Roy Martiniano, a researcher at Liverpool John Morris University, said: “Our analysis showed that the mutation in the G6PD gene, which protects against malaria, began to actively spread among the inhabitants of the ancient Arabian Peninsula about 5-6 thousand years ago. At the same time, the ancients moved to agriculture.” “This supposedly created ideal conditions for the spread of malaria.”
It is noteworthy that historians and geneticists were convinced in the past that this mutation in the G6PD gene had penetrated the Arabian Peninsula relatively recently, that is, in the second half of the first millennium BC, in the era of the campaigns of Alexander the Great and the Greek states that he established.
Paleontologists discovered that this is not actually the case by studying the genomes of the inhabitants of the so-called Telos, an ancient country located in the territory of modern Bahrain and its neighboring islands, the Mediterranean coast and the eastern part of the Arabian Peninsula.
The analysis conducted by scientists confirmed that the appearance of this change in the G6PD gene in residents of the eastern part of the Middle East coincides with the emergence and spread of agriculture in the Arabian Peninsula, which indicates, according to scientists, the importance of the role of agriculture and the transition to its practice in light of the spread of malaria and the emergence of a mutation. "Middle Eastern" in the G6PD gene that protects against it.
Discovery of rare bacteria that effectively eat plastic pollutants
Scientists have praised the results of a pioneering study in which they discovered bacteria and proteins actively involved in the decomposition of plastic, providing new insights into tackling the problem of plastic pollution.
Scientists at the University of Stirling's School of Natural Sciences have revealed the crucial role of bacteria that live on plastic debris. They found evidence that could determine the final decomposition of plastics, which can currently take hundreds of years.

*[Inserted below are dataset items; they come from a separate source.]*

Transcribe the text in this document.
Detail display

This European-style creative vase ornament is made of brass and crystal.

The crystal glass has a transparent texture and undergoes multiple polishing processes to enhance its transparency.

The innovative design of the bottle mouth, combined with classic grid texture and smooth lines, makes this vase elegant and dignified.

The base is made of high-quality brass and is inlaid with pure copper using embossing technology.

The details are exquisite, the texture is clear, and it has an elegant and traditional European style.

The university said that the results of the study confirm the need for further research to determine the function of microorganisms that colonize marine plastic debris across larger geographic areas.
The study also identified rare and understudied bacteria that can help biodegrade plastic, offering new insights into tackling plastic pollution, which represents a global problem, with up to two million metric tons estimated to enter the oceans each year, damaging wildlife and ecosystems.
The scientists, in cooperation with experts from the University of Mons in Belgium, analyzed the proteins found in plastic samples taken from Gullane Beach in East Lothian, Scotland.
Unlike previous studies conducted in warmer climates that focused on the genetic potential of biofilms living in plastics, this research led by Dr. Sabine Matalana-Sorget took a unique approach by analyzing proteins expressed by active microorganisms.
Dr Matalana-Sorget said: “Plastic pollution has reached critical levels in the marine environment, with trillions of individual pieces of plastic estimated to be distributed throughout the world’s oceans. This plastic is causing major environmental, social and economic disruption as it accumulates in ocean gyres and coastal habitats. "It is ingested by fish, seabirds and marine mammals. Microorganisms quickly colonize the surface of plastic pollution when it enters the environment, and their complex ecological interactions can shape the fate of plastic in marine systems."
“Understanding the function and ecology of microorganisms that colonize plastic pollution is vital to appropriately assess the risks of marine plastic pollution and pave the way for biodiscovery beyond plastic biodegradation,” she added.
She continued: “Our study addresses a critical gap in our understanding of the ecological roles of microorganisms that colonize marine plastic pollution. Few studies have identified the metabolic pathways expressed by these microorganisms, especially in cold climates. Our approach used the latest findings in comparative microproteomics and multiomics.” "To determine, not only which microorganisms were present in marine plastic pollution, but also which microorganisms were active. This is important because some of the microorganisms that colonize plastic pollution are known to be able to degrade hydrocarbons and other pollutants."